For about a year and a half, they waited to try to conceive, until Breteni was at a healthier weight. During that time she worked hard to slim down. By changing her diet and exercising regularly with Zumba, a Latin dance exercise program, she lost 175 pounds.
“Every piece of broccoli that I ate was for a baby,” she says. “There was a light at the end of the tunnel.”
Reaching her goal
Feeling fit and healthy, Breteni was ready to try again for a baby. She almost didn’t believe it when home pregnancy test confirmed they were pregnant again. Her husband read the results and she fell to the ground, shocked their dream might come true.
After an early scare where they thought they might have lost their little “pancake,” they found that she was developing healthily. Breteni reveled in being pregnant, celebrating with her best friend who was also carrying her first child at the same time. The women painted and decorated their soon-to-be babies’ rooms and watched their bellies expand.

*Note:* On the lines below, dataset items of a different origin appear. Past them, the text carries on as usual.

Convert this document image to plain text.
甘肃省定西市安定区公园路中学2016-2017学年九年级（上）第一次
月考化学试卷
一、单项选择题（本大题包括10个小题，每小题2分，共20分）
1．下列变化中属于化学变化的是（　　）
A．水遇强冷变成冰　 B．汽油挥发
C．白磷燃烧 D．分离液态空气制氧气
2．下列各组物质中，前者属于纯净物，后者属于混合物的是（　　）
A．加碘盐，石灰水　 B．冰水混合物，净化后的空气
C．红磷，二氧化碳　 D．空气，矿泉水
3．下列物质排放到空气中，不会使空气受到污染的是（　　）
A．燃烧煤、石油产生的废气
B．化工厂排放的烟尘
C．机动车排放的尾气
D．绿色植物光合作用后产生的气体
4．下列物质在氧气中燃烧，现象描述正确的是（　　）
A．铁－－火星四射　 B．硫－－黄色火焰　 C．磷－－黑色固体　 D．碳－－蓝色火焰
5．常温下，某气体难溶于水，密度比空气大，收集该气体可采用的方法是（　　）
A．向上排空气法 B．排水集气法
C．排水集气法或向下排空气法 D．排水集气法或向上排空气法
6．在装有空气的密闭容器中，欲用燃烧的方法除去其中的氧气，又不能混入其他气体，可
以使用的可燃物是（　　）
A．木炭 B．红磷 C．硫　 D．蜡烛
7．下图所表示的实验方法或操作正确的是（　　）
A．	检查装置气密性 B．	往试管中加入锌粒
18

“You lose so much when you are waiting for a baby for so long,” Breteni said. “When you gain it back you have so much more, you’re so full of joy, you can’t even contain it.”
In April, Breteni went into labor, having a quick and natural delivery with their little girl. Meeting her in person was the sweetest moment of all, says Stephen.
“It was so long overdo and such a journey and now you have her,” he says, watching his wife wrap their daughter in a striped orange blanket. “My hope for her is that she figures out what makes her happy in life. She’s already made us so happy.”
Throughout the whole process, losing their babies, fighting the infertility, working to lose the weight and then during their pregnancy and afterwards, the family felt fully supported by Sanford. Everyone they encountered treated them kindly and compassionately, helping them reach their goals.
“They didn’t just see part of me. They saw the whole story and supported us every step of the way,” Breteni said.
After Kamiyah’s birth, the couple brought her to meet Dr. Hansen, who was pleased to hold the baby with beautiful brown curly hair in his arms. The new family is so happy with their little girl and will be wonderful parents, he says.
“They didn’t give up,” says Dr. Hansen. “We have so many options and approaches we can take to help. It’s so exciting to see them start their family.”
Breteni says the family tells their little girl every day how much they love her and how beautiful she is. She is “easy to love,” she says, listening to her breaths as the baby sleeps in her arms.
“Being a mom is everything I ever dreamed of and more,” she says.